Bauhaus Situationiste. Drakabygget 1-11. Örkelljunga (Sweden): Bauhaus Situationiste, 1962-1984. 64-98-96-192-192 p.; ill.; 18 x 25 cm. Profusely illustrated covers.
Drakabygget was the organ of the Bauhaus Situationiste group. Following an internal strife which led to his exclusion (and that of several other members of the Internationale Situationniste, including the entire SPUR group), Jorgen Nash grew a movement that also came to be known as the Second Situationist International out of Skane, Sweden. The title of the magazine was directly borrowed from the name of Nash’s farm, which by then had been turned into a kind of artists’ commune. It was subtitled Tidskrift for konst mot atombomber, påvar och politiker (“Magazine for art against atomic bombs, popes and politicians”), with contents just as sulfurous as one may expect. In one of their best-known scandals, Nash with other members of Bauhaus Situationniste allegedly decapitated the statue of the Little Mermaid in the Copenhagen harbor.

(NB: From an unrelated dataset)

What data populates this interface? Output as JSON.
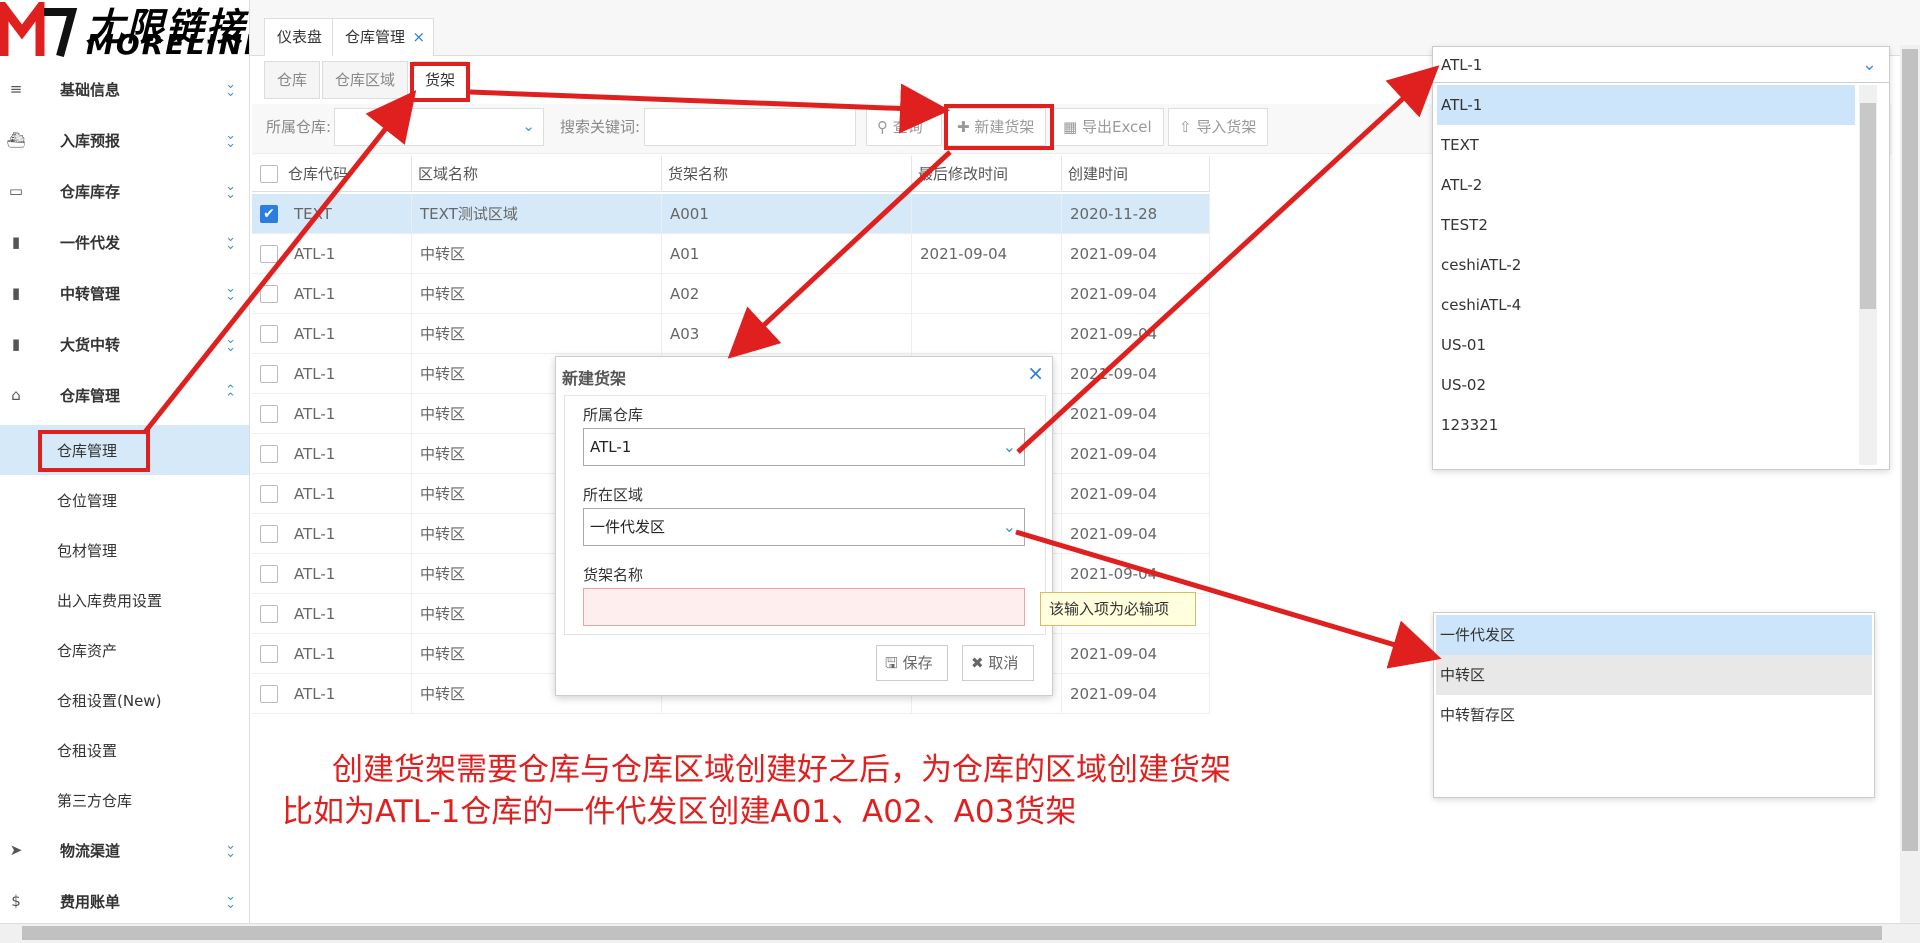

Texts in Drakabygget are primarily written in Swedish, though many have recently been translated (see: Mikkel Bolt Rasmussen and Jakob Jakobsen, “Cosmonauts of the Future: Texts from the Situationist Movement in Scandinavia and Elswhere”, Autonomedia 2015) with some success.
Our copies of issues 6-7-8 and 9-10-11 are both dedication copies, one by Nash and the other by Nash and the other by Zwick and Nash
Full sets are scarce, as issues were published as much as 10+ years apart. About a dozen copies on OCLC, with 5 in North America.